Tau extraction from human brains
Pre-existing de-identified human autopsy brains were accessed for these studies under conditions considered exempt from Human Subjects regulation after review of the Institutional Review Board at Yale. Fresh frozen brain had been stored at − 80 C. The AD brain used in this study derived from a male, age 87, 23 h post-mortem interval, National Institute on Aging classification: A2, B3, C2 [23]. The neurologically intact control brain had no signs or minimal signs of AD-associated histopathology, with Braak stage 0-II and CERAD neuritic plaque score of “none” or “sparse”. Tau was extracted based on a previously published protocol [19] with some modifications. Briefly, 11–12 g of cortical grey matter were dounce homogenized in 30 mL lysis buffer [10 mM Tris-HCl, 1 mM EDTA, 0.1% sarkosyl, 10% sucrose, freshly added 2 mM DTT, phosSTOP (Roche) and protease inhibitors (Roche)]. Throughout the extraction, lysates were kept on ice. Homogenates were centrifuged at 12,000 rpm at 4 °C for 12 min (Ti 45 rotor, Beckman Coulter). The supernatant was pooled, and the pellets were re-extracted and centrifuged twice more as above. The pooled supernatant was centrifuged again twice at 12,000 rpm at 4 °C for 12 min (Ti 45 rotor, Beckman) to remove debris. Then, the sarkosyl concentration was increased to 1% and samples were nutated for 1 h at room temperature (RT). The samples were centrifuged at 300,000 x g for 1 h at 4 °C (57,000 rpm, Ti 70 rotor, Beckman Coulter). The resulting pellet was washed with PBS supplemented with phosSTOP and protease inhibitors twice and then resuspended in PBS supplemented with phosSTOP and protease inhibitors. After sonication at 15% amplitude for 20 s with 0.5 s ON/0.5 s OFF pattern, the lysate was centrifuged at 100,000 x g for 30 min at 4 °C. The supernatant was discarded, and the pellet washed twice in PBS supplemented with phosSTOP and protease inhibitors. The pellet was once more resuspended in PBS supplemented with phosSTOP and protease inhibitors and sonicated at 30% amplitude for 60 s with 0.5 s ON/0.5 s OFF pattern. This was followed by a 100,000 x g spin for 30 min at 4 °C. The resulting supernatant contained the soluble Tau and was aliquoted and frozen at − 80 °C until further analysis or experimental use. The concentration of Tau in the extract was ~ 0.3 μg/μL by western blot analysis using recombinant human Tau.

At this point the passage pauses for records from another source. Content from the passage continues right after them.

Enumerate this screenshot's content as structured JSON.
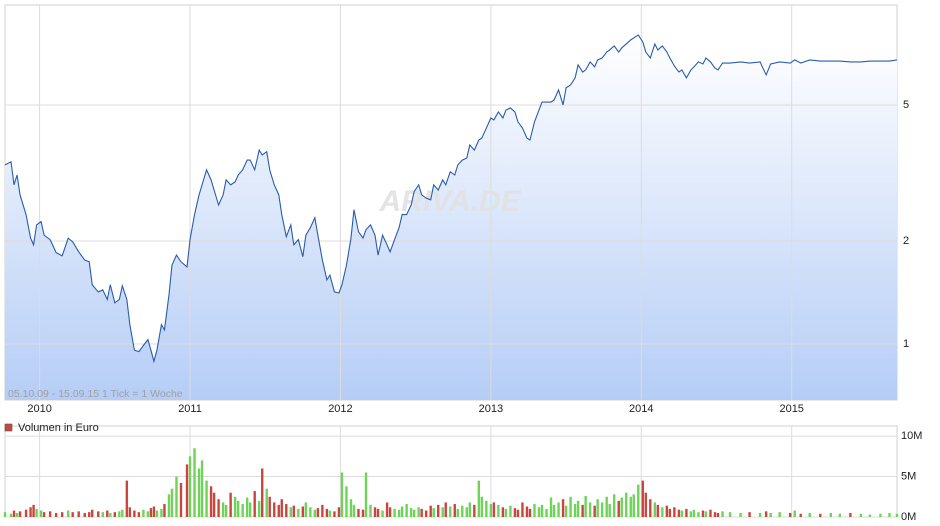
{
  "chart_data": {
    "type": "line",
    "annotation": "05.10.09 - 15.09.15   1 Tick = 1 Woche",
    "watermark": "ARIVA.DE",
    "log_y": true,
    "grid": true,
    "legend": "top-left",
    "xlim": [
      2009.77,
      2015.7
    ],
    "xticks": [
      2010,
      2011,
      2012,
      2013,
      2014,
      2015
    ],
    "ylim": [
      0.686,
      9.8
    ],
    "yticks": [
      1,
      2,
      5
    ],
    "y2lim": [
      0,
      11
    ],
    "y2ticks": [
      {
        "value": 10,
        "label": "10M"
      },
      {
        "value": 5,
        "label": "5M"
      },
      {
        "value": 0,
        "label": "0M"
      }
    ],
    "x": [
      2009.77,
      2009.81,
      2009.83,
      2009.85,
      2009.87,
      2009.91,
      2009.94,
      2009.96,
      2009.98,
      2010.01,
      2010.03,
      2010.07,
      2010.11,
      2010.15,
      2010.19,
      2010.22,
      2010.26,
      2010.3,
      2010.33,
      2010.35,
      2010.39,
      2010.42,
      2010.45,
      2010.47,
      2010.5,
      2010.53,
      2010.55,
      2010.58,
      2010.6,
      2010.63,
      2010.66,
      2010.69,
      2010.72,
      2010.74,
      2010.76,
      2010.78,
      2010.81,
      2010.83,
      2010.86,
      2010.88,
      2010.91,
      2010.94,
      2010.98,
      2011.0,
      2011.03,
      2011.06,
      2011.08,
      2011.11,
      2011.14,
      2011.16,
      2011.19,
      2011.22,
      2011.24,
      2011.27,
      2011.3,
      2011.32,
      2011.35,
      2011.38,
      2011.4,
      2011.43,
      2011.46,
      2011.48,
      2011.51,
      2011.53,
      2011.56,
      2011.59,
      2011.61,
      2011.64,
      2011.67,
      2011.69,
      2011.72,
      2011.75,
      2011.77,
      2011.8,
      2011.83,
      2011.85,
      2011.88,
      2011.91,
      2011.93,
      2011.96,
      2011.99,
      2012.01,
      2012.04,
      2012.07,
      2012.09,
      2012.12,
      2012.15,
      2012.17,
      2012.2,
      2012.23,
      2012.25,
      2012.28,
      2012.31,
      2012.33,
      2012.36,
      2012.39,
      2012.41,
      2012.44,
      2012.47,
      2012.49,
      2012.52,
      2012.54,
      2012.57,
      2012.6,
      2012.62,
      2012.65,
      2012.68,
      2012.7,
      2012.73,
      2012.76,
      2012.78,
      2012.81,
      2012.84,
      2012.86,
      2012.89,
      2012.92,
      2012.94,
      2012.97,
      2013.0,
      2013.02,
      2013.05,
      2013.08,
      2013.1,
      2013.13,
      2013.16,
      2013.18,
      2013.21,
      2013.24,
      2013.26,
      2013.29,
      2013.32,
      2013.34,
      2013.37,
      2013.4,
      2013.42,
      2013.45,
      2013.48,
      2013.5,
      2013.53,
      2013.56,
      2013.58,
      2013.61,
      2013.63,
      2013.66,
      2013.69,
      2013.71,
      2013.74,
      2013.77,
      2013.79,
      2013.82,
      2013.85,
      2013.87,
      2013.9,
      2013.93,
      2013.95,
      2013.98,
      2014.01,
      2014.03,
      2014.06,
      2014.09,
      2014.11,
      2014.14,
      2014.17,
      2014.19,
      2014.22,
      2014.25,
      2014.27,
      2014.3,
      2014.33,
      2014.35,
      2014.38,
      2014.41,
      2014.43,
      2014.46,
      2014.49,
      2014.51,
      2014.54,
      2014.59,
      2014.66,
      2014.72,
      2014.79,
      2014.83,
      2014.86,
      2014.92,
      2014.99,
      2015.02,
      2015.06,
      2015.12,
      2015.19,
      2015.26,
      2015.32,
      2015.39,
      2015.46,
      2015.52,
      2015.59,
      2015.65,
      2015.7
    ],
    "series": [
      {
        "color": "#2a5caa",
        "fill": "#b5cdf6",
        "values": [
          3.34,
          3.41,
          2.92,
          3.12,
          2.73,
          2.39,
          2.04,
          1.95,
          2.23,
          2.28,
          2.08,
          2.02,
          1.85,
          1.81,
          2.04,
          1.99,
          1.86,
          1.76,
          1.74,
          1.49,
          1.42,
          1.44,
          1.35,
          1.49,
          1.32,
          1.35,
          1.48,
          1.35,
          1.14,
          0.96,
          0.95,
          0.99,
          1.03,
          0.96,
          0.89,
          0.96,
          1.14,
          1.1,
          1.39,
          1.7,
          1.82,
          1.74,
          1.68,
          2.02,
          2.39,
          2.73,
          2.92,
          3.23,
          3.02,
          2.82,
          2.55,
          2.73,
          3.02,
          2.92,
          2.98,
          3.12,
          3.23,
          3.45,
          3.45,
          3.23,
          3.69,
          3.57,
          3.65,
          3.23,
          2.92,
          2.73,
          2.39,
          2.06,
          2.23,
          1.95,
          2.02,
          1.8,
          2.08,
          2.19,
          2.34,
          2.08,
          1.76,
          1.54,
          1.59,
          1.42,
          1.41,
          1.49,
          1.7,
          2.04,
          2.47,
          2.13,
          2.04,
          2.16,
          2.23,
          2.08,
          1.82,
          2.08,
          1.95,
          1.86,
          2.02,
          2.19,
          2.39,
          2.39,
          2.55,
          2.79,
          2.92,
          2.73,
          2.67,
          2.64,
          2.92,
          2.82,
          3.02,
          2.92,
          3.19,
          3.12,
          3.34,
          3.45,
          3.5,
          3.82,
          3.69,
          3.95,
          4.0,
          4.28,
          4.58,
          4.52,
          4.77,
          4.58,
          4.83,
          4.9,
          4.77,
          4.46,
          4.28,
          4.0,
          3.95,
          4.46,
          4.83,
          5.1,
          5.1,
          5.1,
          5.17,
          5.53,
          5.0,
          5.61,
          5.72,
          6.0,
          6.55,
          6.24,
          6.33,
          6.68,
          6.46,
          6.77,
          6.86,
          7.14,
          7.24,
          7.44,
          7.14,
          7.34,
          7.54,
          7.75,
          7.85,
          8.01,
          7.64,
          7.14,
          6.86,
          7.54,
          7.24,
          7.44,
          7.14,
          6.86,
          6.5,
          6.24,
          6.33,
          6.0,
          6.33,
          6.46,
          6.68,
          6.59,
          6.86,
          6.68,
          6.41,
          6.33,
          6.63,
          6.63,
          6.68,
          6.63,
          6.68,
          6.12,
          6.59,
          6.68,
          6.63,
          6.77,
          6.63,
          6.77,
          6.72,
          6.72,
          6.72,
          6.68,
          6.68,
          6.72,
          6.72,
          6.72,
          6.77
        ]
      },
      {
        "name": "Volumen in Euro",
        "type": "bar",
        "axis": "y2",
        "color": "#c9463f",
        "up_color": "#6fd35a",
        "down_color": "#c9463f",
        "values": [
          0.6,
          0.4,
          0.8,
          0.5,
          0.7,
          0.9,
          1.2,
          1.5,
          1.0,
          0.8,
          0.6,
          0.7,
          0.5,
          0.6,
          0.8,
          0.6,
          0.7,
          0.5,
          0.6,
          0.9,
          0.7,
          0.6,
          0.8,
          0.5,
          0.6,
          0.7,
          0.9,
          4.5,
          1.2,
          0.8,
          0.6,
          0.9,
          0.7,
          1.1,
          1.3,
          0.8,
          1.0,
          1.6,
          2.8,
          3.5,
          5.0,
          4.2,
          6.5,
          7.5,
          8.5,
          6.0,
          7.0,
          4.5,
          3.8,
          3.0,
          2.2,
          1.8,
          1.5,
          3.0,
          2.5,
          2.0,
          1.6,
          2.4,
          1.8,
          3.2,
          2.0,
          6.0,
          3.5,
          2.5,
          1.8,
          1.5,
          2.2,
          1.6,
          1.2,
          1.4,
          1.0,
          1.3,
          1.8,
          1.2,
          0.9,
          1.1,
          1.5,
          1.0,
          0.8,
          0.7,
          1.2,
          5.5,
          3.8,
          2.2,
          1.5,
          1.0,
          0.9,
          5.5,
          1.5,
          1.2,
          1.0,
          0.8,
          1.8,
          1.2,
          1.0,
          0.9,
          1.3,
          1.6,
          1.1,
          0.9,
          1.2,
          1.0,
          0.8,
          1.4,
          1.1,
          1.5,
          1.2,
          1.8,
          1.3,
          1.6,
          1.0,
          1.4,
          1.2,
          1.8,
          1.5,
          4.5,
          2.5,
          2.0,
          1.6,
          1.8,
          1.5,
          1.2,
          1.0,
          1.4,
          1.1,
          0.9,
          1.8,
          1.3,
          1.0,
          1.6,
          1.2,
          1.5,
          1.0,
          2.4,
          1.5,
          1.8,
          2.2,
          1.4,
          2.5,
          1.6,
          2.0,
          1.5,
          2.6,
          1.8,
          1.4,
          2.2,
          1.8,
          2.5,
          1.6,
          2.8,
          2.0,
          2.4,
          3.0,
          2.5,
          2.8,
          4.0,
          4.5,
          3.0,
          2.2,
          1.8,
          1.5,
          1.2,
          1.4,
          1.0,
          1.2,
          0.9,
          0.8,
          1.0,
          0.7,
          0.9,
          0.6,
          0.8,
          0.7,
          0.9,
          0.6,
          0.5,
          0.7,
          0.6,
          0.5,
          0.6,
          0.5,
          0.7,
          0.5,
          0.6,
          0.5,
          0.8,
          0.4,
          0.5,
          0.4,
          0.5,
          0.4,
          0.5,
          0.4,
          0.3,
          0.4,
          0.5,
          0.4
        ]
      }
    ]
  }
}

In vitro tau seeding activity
Primary mouse neuronal culture was prepared as described [28]. Pregnant mice were euthanized with CO2. Hippocampal and cortical tissues (1:1 ratio) were harvested from E17 embryos (both male and female) on ice cold Hibernate E media (BrainBits, HE) and digested in 0.05% Trypsin (Gibco), and 1 mg/mL DNase (Sigma DN25) in HBSS for 10 min at 37 °C. After incubation, neurons were triturated manually in Neurobasal-A media (Gibco) supplemented with B27, 1 mM sodium pyruvate, GlutaMAX, and 100 U/mL penicillin and 100 μL streptomycin (all from Gibco) at 37 °C. Dissociated neurons were spun at 250 x g at 4 °C for 6 min. Neurons were plated at 75,000 cells/well onto PDL-coated 96-well plates (Corning #354461) in the same Neurobasal-A media with supplements.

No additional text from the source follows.